Tuesday, August 02, 2011
The Genius and the Goddess (1955) by Aldous Huxley
Published as a 'novel', this book has the length of a novella, but in point of fact it is a very long short story, being concerned with a small group of a characters and a very circumscribed part of their lives and relationships. So publishing this on its own may have been a disservice: one expects novelistic qualities, and perhaps judges the thing too harshly for their absence.
However, even as a short story, much of this is pretentious tripe. When the author calls one of his characters a Genius and another a Goddess, and proceeds to treat them as such (even if with a touch of irony, which may or may not be the case here), somehow one knows from the start that the author cheats, because his business is to flesh out a character first, and then, if appropriate, to give that character symbolic or allegoric attributes. Huxley neither bothers with the characters nor properly tells a story here: it boils down to an anecdote. But an anecdote full of philosophical comment, generalisation and would-be important ideas. Rivers, the character telling the story, practically in monologue, barely can report a line of dialogue before launching on an insightful interpretation of what the speaker meant, felt and thought. Instead of describing people's actions, he describes - at length - their presumed inner states, with a lot of fancy twaddle like She was a goddess, and the silence of goddesses is genuinely golden, or She experienced the creative otherness of love and sleep. And he is nothing if not maddeningly didactic, very sure of the profound value of what he has to impart.
Another thing that I found peculiarly annoying was the taking for granted that Maartens, the quantum physicist and Nobel Prize winner, was in fact a genius by virtue of those facts alone. Now, almost 100 years on (the story is set in the 20s), we realize that humanity would hardly notice a quantum physicist more or less. Moreover, we know that all scientists produce their most important work when young, and then the quality of their output declines quickly. Maartens is an old man, but the whole purport of the story is predicated on the assumed fact of his enormous value to humanity and the need to keep him going at any cost.

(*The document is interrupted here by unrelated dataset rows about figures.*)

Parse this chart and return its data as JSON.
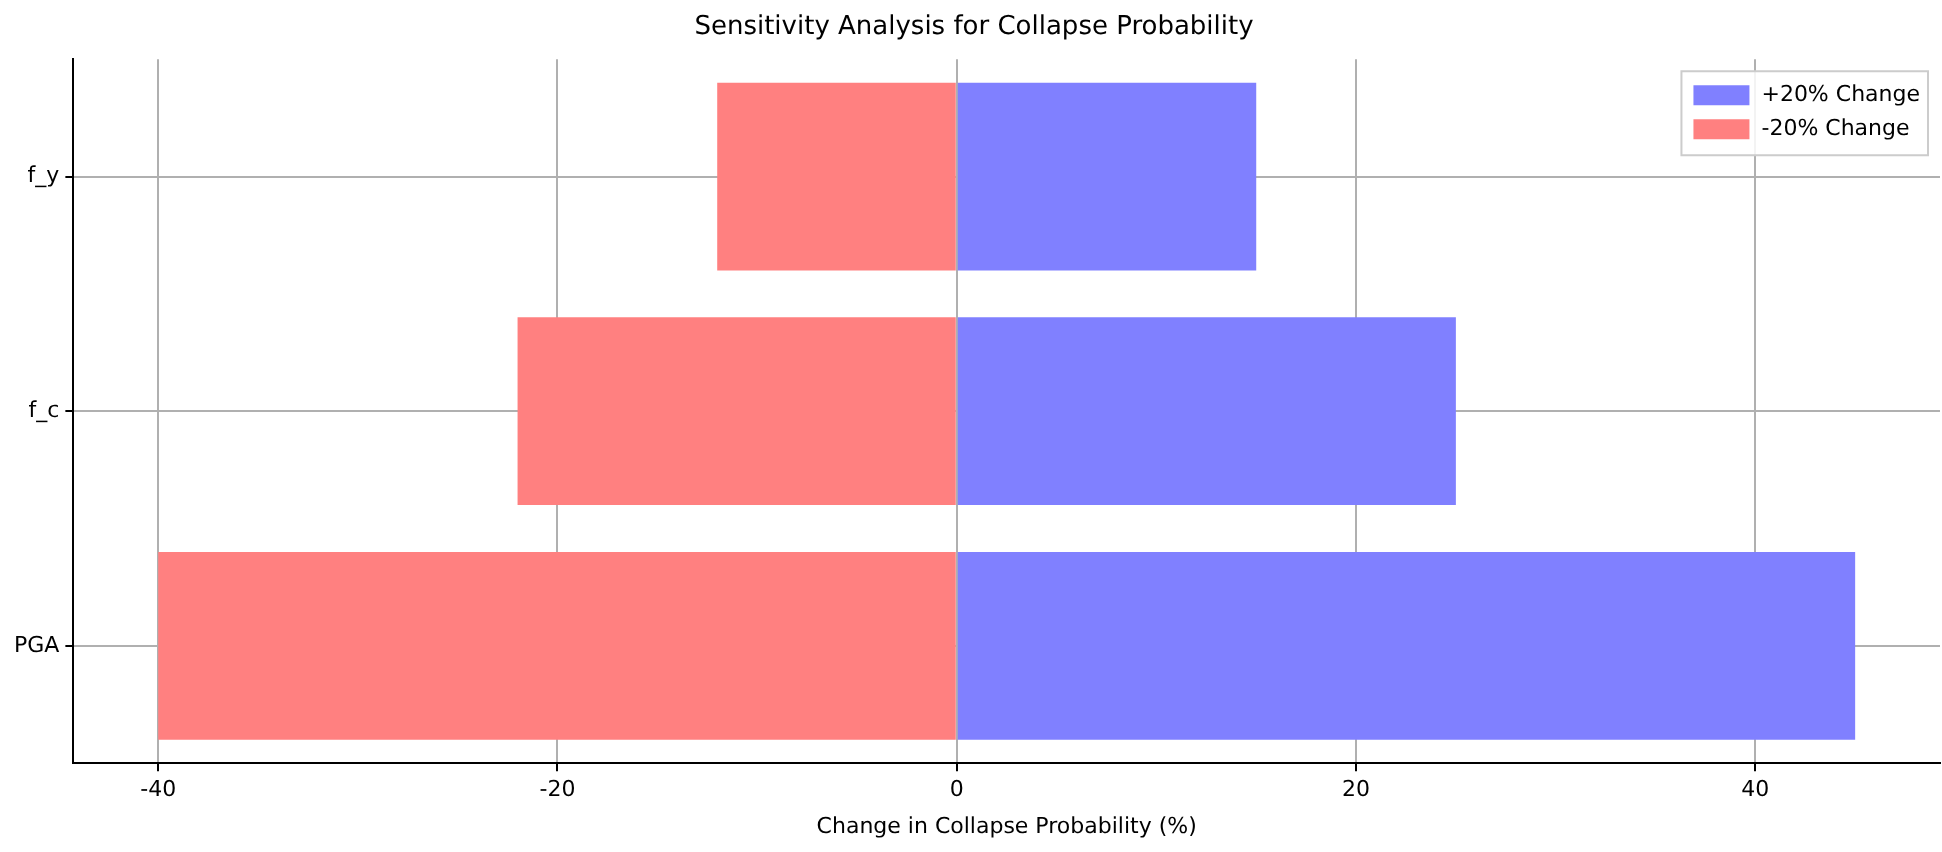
{
  "chart_data": {
    "type": "bar",
    "orientation": "horizontal",
    "stacked": true,
    "title": "Sensitivity Analysis for Collapse Probability",
    "xlabel": "Change in Collapse Probability (%)",
    "categories": [
      "f_y",
      "f_c",
      "PGA"
    ],
    "series": [
      {
        "name": "+20% Change",
        "color": "#8080ff",
        "values": [
          15,
          25,
          45
        ]
      },
      {
        "name": "-20% Change",
        "color": "#ff8080",
        "values": [
          -12,
          -22,
          -40
        ]
      }
    ],
    "xlim": [
      -44.25,
      49.25
    ],
    "xticks": [
      -40,
      -20,
      0,
      20,
      40
    ],
    "grid": true,
    "legend": "top right"
  }
}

The only interesting aspect of the book was the Man Ray photograph of the young Huxley, who is absolutely indistinguishable from the young Robert Aickman. I would have constructed a conspiracy theory around this fact - suggesting they might have been the same person - if I could believe Aickman capable of writing such unmitigated rubbish, not worth the three paragraphs I spent on it. Actually, the young Huxley seems to have been a decent writer, and one can't help wondering if it had been his LSD and mescaline experiments which enfeebled his mind and his literary capacities so dramatically.